Future Festivals Field Guide FR: Les travailleurs culturels autochtones et BIPOC trouvent du soutien dans un cercle de partage
Lab Report: Les travailleur·euse·s autochtones et BIPOC du domaine culturel, confrontés à un secteur historiquement colonialiste, trouvent un refuge dans un cercle de partage communautaire.
En privé, les membres du secteur culturel ont des conversations différentes de celles qu’ils ont en public. Face à un auditoire, on se doit d’être diplomate, transmettre de l’optimisme et répondre aux attentes des bailleurs de fonds. En coulisses, on peut discuter plus ouvertement des difficultés rencontrées au quotidien pour créer une programmation solide avec des ressources limitées. L’épuisement, la frustration, et parfois même la crainte de ne pas pouvoir continuer à justifier indéfiniment, d’un point de vue économique, le maintien de leurs activités, sont autant d’éléments qui resurgissent. Au-delà de ces difficultés, ils partagent aussi des récits de résilience et se soutiennent mutuellement avec générosité.
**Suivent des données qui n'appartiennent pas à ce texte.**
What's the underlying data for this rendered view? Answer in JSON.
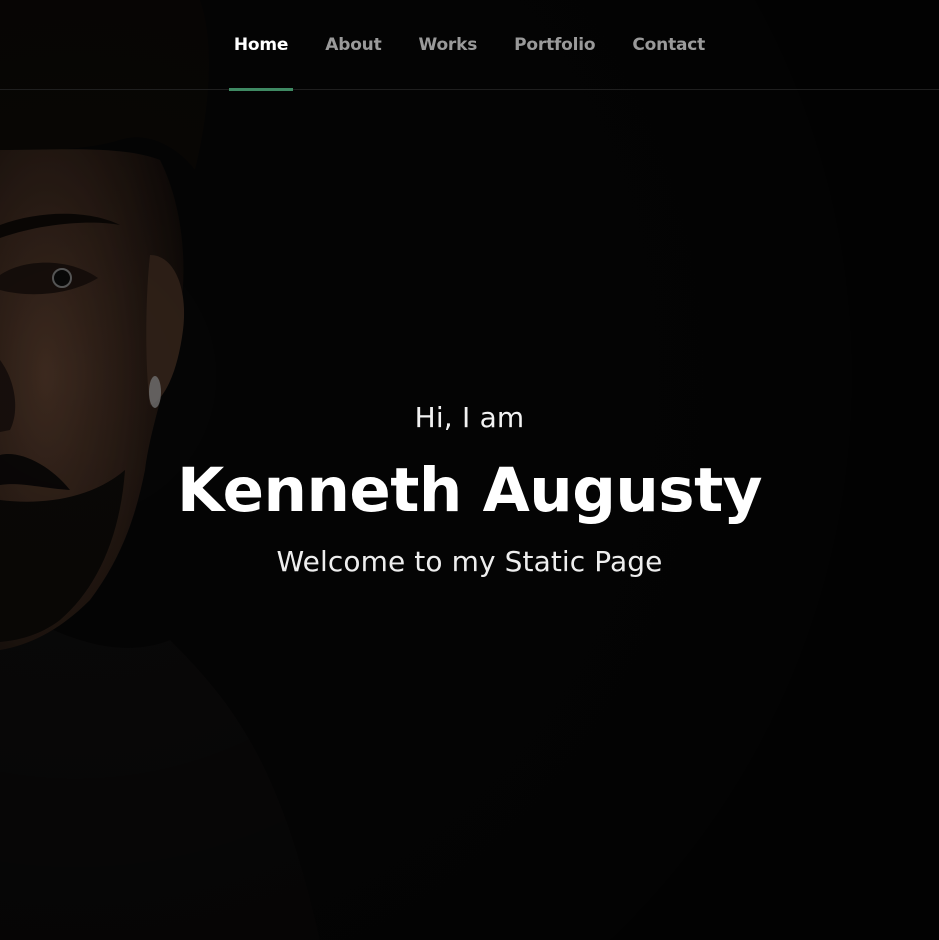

Le 18 octobre, imagineNATIVE a accueilli un cercle de partage réservé aux travailleur·e·s de la culture. Contrairement aux autres sessions du Future Festival Lab, qui étaient principalement composées de personnes blanches et européennes, la majorité des participant·e·s était constituée de travailleur·euse·s artistiques autochtones et de la diaspora sud-asiatique. Le contexte politique était plus complexe cette fois-ci, marqué par les tensions entre les valeurs autochtones et les normes plus colonialistes du secteur artistique international. L’événement s’est tenu à l’extérieur des murs du festival, à Artscape Sandbox, un espace événementiel confronté à des difficultés financières sérieuses, ce qui soulève des questions importantes sur le soutien aux arts à Toronto. Les participant·e·s ont parlé du travail artistique dans le contexte du néolibéralisme sans aucune retenue.
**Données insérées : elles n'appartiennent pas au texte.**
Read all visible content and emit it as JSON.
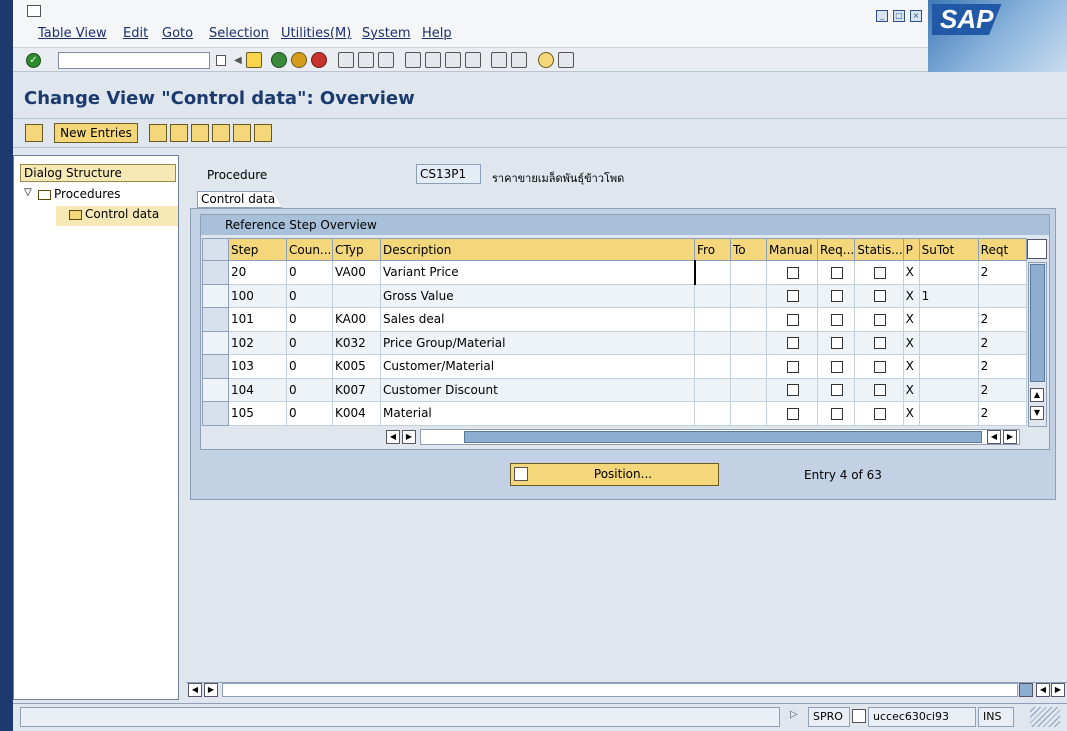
{
  "menubar": {
    "items": [
      "Table View",
      "Edit",
      "Goto",
      "Selection",
      "Utilities(M)",
      "System",
      "Help"
    ]
  },
  "brand": {
    "logo_text": "SAP"
  },
  "colors": {
    "accent": "#1c3a6d",
    "header_yellow": "#f3d77a",
    "panel_blue": "#c2d2e4"
  },
  "title": {
    "text": "Change View \"Control data\": Overview"
  },
  "app_toolbar": {
    "new_entries_label": "New Entries"
  },
  "dialog_structure": {
    "title": "Dialog Structure",
    "items": [
      {
        "label": "Procedures"
      },
      {
        "label": "Control data"
      }
    ]
  },
  "procedure": {
    "label": "Procedure",
    "value": "CS13P1",
    "description": "ราคาขายเมล็ดพันธุ์ข้าวโพด"
  },
  "tab": {
    "label": "Control data"
  },
  "grid": {
    "title": "Reference Step Overview",
    "columns": [
      "Step",
      "Coun...",
      "CTyp",
      "Description",
      "Fro",
      "To",
      "Manual",
      "Req...",
      "Statis...",
      "P",
      "SuTot",
      "Reqt"
    ],
    "rows": [
      {
        "step": "20",
        "coun": "0",
        "ctyp": "VA00",
        "desc": "Variant Price",
        "fro": "",
        "to": "",
        "p": "X",
        "sutot": "",
        "reqt": "2"
      },
      {
        "step": "100",
        "coun": "0",
        "ctyp": "",
        "desc": "Gross Value",
        "fro": "",
        "to": "",
        "p": "X",
        "sutot": "1",
        "reqt": ""
      },
      {
        "step": "101",
        "coun": "0",
        "ctyp": "KA00",
        "desc": "Sales deal",
        "fro": "",
        "to": "",
        "p": "X",
        "sutot": "",
        "reqt": "2"
      },
      {
        "step": "102",
        "coun": "0",
        "ctyp": "K032",
        "desc": "Price Group/Material",
        "fro": "",
        "to": "",
        "p": "X",
        "sutot": "",
        "reqt": "2"
      },
      {
        "step": "103",
        "coun": "0",
        "ctyp": "K005",
        "desc": "Customer/Material",
        "fro": "",
        "to": "",
        "p": "X",
        "sutot": "",
        "reqt": "2"
      },
      {
        "step": "104",
        "coun": "0",
        "ctyp": "K007",
        "desc": "Customer Discount",
        "fro": "",
        "to": "",
        "p": "X",
        "sutot": "",
        "reqt": "2"
      },
      {
        "step": "105",
        "coun": "0",
        "ctyp": "K004",
        "desc": "Material",
        "fro": "",
        "to": "",
        "p": "X",
        "sutot": "",
        "reqt": "2"
      }
    ]
  },
  "position": {
    "button_label": "Position...",
    "entry_info": "Entry 4 of 63"
  },
  "status": {
    "transaction": "SPRO",
    "server": "uccec630ci93",
    "mode": "INS"
  }
}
Festival Circle Conversation: “Navigating Challenges + Shaping Futures” with Liisa Holmberg (Arctic Indigenous Film Fund, International Sami Film Institute), Rosina Kazi (Bricks and Glitter); Ted Steven (Frequencies); Heather Haynes (Hot Docs Canadian International Documentary Festival); Candace Scott-Moore (Indigenous Fashion Arts); Naomi Johnson, Cynthia Lickers-Sage, Kaitlynn Tomaselli (imagineNATIVE); Belinda Kwan, Evangeline Brooks (InterAccess); Tonya Williams (JAYU); Madeleine de Young (Māoriland Film Festival); Sarah Mackenzie, Alain Mongeau, Maurice Jones (MUTEK); Katherine Bruce (Planet in Focus); Deanna Wong (Reel Asian Film Festival); Tonya Williams (Reelworld Film Festival); Kalpana Srinarayanadas (Regent Park Film Festival); Cam Scott (Send+Receive); Sanjeet Takhar (The Music Gallery); Kasra Goodarznezhad, Luisa Ji (UKAI Projects); Scott Miller Berry (Workman Arts)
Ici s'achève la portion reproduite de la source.